The theoretical foundations underlying single-layer Transformer modeling of time-series data remain poorly understood, particularly regarding its representational capacity and inherent limitations in capturing dynamical processes. Method: We formulate causal self-attention as a linear, history-dependent recurrence relation and analyze it through the lens of dynamical systems theory and delay embedding theory, conducting both linear and nonlinear case studies. Contribution/Results: We establish that the convexity constraint imposed by softmax attention induces systematic distortion in modeling linear oscillatory systems—a previously unrecognized limitation. Conversely, we demonstrate that Transformers can autonomously perform delay embedding and state reconstruction in partially observable nonlinear systems. Our analysis precisely characterizes the boundary conditions under which Transformers succeed or fail in time-series modeling and identifies the fundamental determinants of zero-shot forecasting performance. These findings provide critical theoretical grounding for developing trustworthy, principled time-series models.

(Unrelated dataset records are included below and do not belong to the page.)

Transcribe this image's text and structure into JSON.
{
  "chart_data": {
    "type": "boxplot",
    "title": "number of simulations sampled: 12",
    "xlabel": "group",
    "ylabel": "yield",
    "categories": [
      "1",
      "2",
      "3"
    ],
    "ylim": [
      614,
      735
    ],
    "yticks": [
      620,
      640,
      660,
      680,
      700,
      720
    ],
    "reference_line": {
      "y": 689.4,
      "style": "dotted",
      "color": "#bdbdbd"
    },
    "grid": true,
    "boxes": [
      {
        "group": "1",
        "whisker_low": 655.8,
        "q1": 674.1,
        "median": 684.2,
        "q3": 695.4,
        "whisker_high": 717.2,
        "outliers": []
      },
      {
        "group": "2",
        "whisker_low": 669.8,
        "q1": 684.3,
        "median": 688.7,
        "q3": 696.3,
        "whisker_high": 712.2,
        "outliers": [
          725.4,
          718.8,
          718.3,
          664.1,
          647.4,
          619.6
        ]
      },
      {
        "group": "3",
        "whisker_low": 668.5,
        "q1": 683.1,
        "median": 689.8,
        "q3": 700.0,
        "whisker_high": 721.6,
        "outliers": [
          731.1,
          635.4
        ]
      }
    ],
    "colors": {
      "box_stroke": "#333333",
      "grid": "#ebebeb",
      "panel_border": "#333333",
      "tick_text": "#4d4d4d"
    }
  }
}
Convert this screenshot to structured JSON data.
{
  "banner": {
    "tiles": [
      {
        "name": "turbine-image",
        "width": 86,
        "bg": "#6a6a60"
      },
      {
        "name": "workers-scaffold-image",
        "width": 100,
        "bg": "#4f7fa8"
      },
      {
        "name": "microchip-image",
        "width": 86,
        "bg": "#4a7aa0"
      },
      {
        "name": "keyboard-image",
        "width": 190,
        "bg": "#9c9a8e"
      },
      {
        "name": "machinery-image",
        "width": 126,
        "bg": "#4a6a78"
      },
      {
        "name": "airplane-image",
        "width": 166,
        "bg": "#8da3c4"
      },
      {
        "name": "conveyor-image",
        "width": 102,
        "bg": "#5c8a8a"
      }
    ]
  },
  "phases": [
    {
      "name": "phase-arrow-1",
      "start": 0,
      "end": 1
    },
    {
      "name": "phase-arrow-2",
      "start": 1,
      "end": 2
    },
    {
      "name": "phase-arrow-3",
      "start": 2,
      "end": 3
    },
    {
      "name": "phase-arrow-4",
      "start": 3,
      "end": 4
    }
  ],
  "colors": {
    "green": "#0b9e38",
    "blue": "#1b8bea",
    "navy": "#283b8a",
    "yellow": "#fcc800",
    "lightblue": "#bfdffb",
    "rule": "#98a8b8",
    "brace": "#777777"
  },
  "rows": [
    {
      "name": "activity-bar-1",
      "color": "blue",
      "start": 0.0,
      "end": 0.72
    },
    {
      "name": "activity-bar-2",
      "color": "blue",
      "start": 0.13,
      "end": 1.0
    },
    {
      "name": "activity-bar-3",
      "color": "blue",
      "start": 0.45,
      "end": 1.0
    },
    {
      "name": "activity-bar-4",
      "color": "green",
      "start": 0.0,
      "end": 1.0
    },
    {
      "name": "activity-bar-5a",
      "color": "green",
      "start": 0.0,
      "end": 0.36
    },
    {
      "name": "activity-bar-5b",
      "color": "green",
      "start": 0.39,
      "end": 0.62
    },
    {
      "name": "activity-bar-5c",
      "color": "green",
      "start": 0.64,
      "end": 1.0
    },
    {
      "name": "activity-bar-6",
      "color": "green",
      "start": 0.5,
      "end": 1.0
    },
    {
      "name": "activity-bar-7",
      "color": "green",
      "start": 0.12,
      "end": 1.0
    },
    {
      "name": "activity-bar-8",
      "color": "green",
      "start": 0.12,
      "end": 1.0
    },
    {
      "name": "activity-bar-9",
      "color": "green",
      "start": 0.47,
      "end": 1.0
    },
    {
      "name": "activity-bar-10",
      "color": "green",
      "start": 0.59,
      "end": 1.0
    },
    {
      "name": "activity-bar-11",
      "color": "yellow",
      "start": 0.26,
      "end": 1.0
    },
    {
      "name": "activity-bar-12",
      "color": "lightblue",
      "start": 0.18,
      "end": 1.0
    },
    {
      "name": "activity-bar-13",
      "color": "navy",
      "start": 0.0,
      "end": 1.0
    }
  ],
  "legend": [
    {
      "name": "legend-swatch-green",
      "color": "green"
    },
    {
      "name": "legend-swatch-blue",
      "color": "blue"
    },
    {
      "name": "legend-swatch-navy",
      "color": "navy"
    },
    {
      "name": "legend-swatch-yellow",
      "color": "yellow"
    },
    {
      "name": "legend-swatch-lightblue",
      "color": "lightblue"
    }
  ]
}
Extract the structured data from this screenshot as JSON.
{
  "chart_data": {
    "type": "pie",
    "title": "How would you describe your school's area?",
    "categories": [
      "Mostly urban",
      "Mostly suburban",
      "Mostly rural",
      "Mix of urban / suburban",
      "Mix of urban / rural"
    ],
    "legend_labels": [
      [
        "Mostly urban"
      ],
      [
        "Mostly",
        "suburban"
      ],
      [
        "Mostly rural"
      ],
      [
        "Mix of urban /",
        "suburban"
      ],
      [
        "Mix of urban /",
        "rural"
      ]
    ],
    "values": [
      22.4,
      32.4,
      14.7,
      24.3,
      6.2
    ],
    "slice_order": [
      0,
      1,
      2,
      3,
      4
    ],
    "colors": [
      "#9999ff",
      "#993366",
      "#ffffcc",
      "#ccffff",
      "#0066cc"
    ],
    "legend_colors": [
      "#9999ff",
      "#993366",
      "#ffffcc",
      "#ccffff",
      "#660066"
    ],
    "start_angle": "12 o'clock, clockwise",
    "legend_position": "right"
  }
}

Transformers are increasingly adopted for modeling and forecasting time-series, yet their internal mechanisms remain poorly understood from a dynamical systems perspective. In contrast to classical autoregressive and state-space models, which benefit from well-established theoretical foundations, Transformer architectures are typically treated as black boxes. This gap becomes particularly relevant as attention-based models are considered for general-purpose or zero-shot forecasting across diverse dynamical regimes. In this work, we do not propose a new forecasting model, but instead investigate the representational capabilities and limitations of single-layer Transformers when applied to dynamical data. Building on a dynamical systems perspective we interpret causal self-attention as a linear, history-dependent recurrence and analyze how it processes temporal information. Through a series of linear and nonlinear case studies, we identify distinct operational regimes. For linear systems, we show that the convexity constraint imposed by softmax attention fundamentally restricts the class of dynamics that can be represented, leading to oversmoothing in oscillatory settings. For nonlinear systems under partial observability, attention instead acts as an adaptive delay-embedding mechanism, enabling effective state reconstruction when sufficient temporal context and latent dimensionality are available. These results help bridge empirical observations with classical dynamical systems theory, providing insight into when and why Transformers succeed or fail as models of dynamical systems.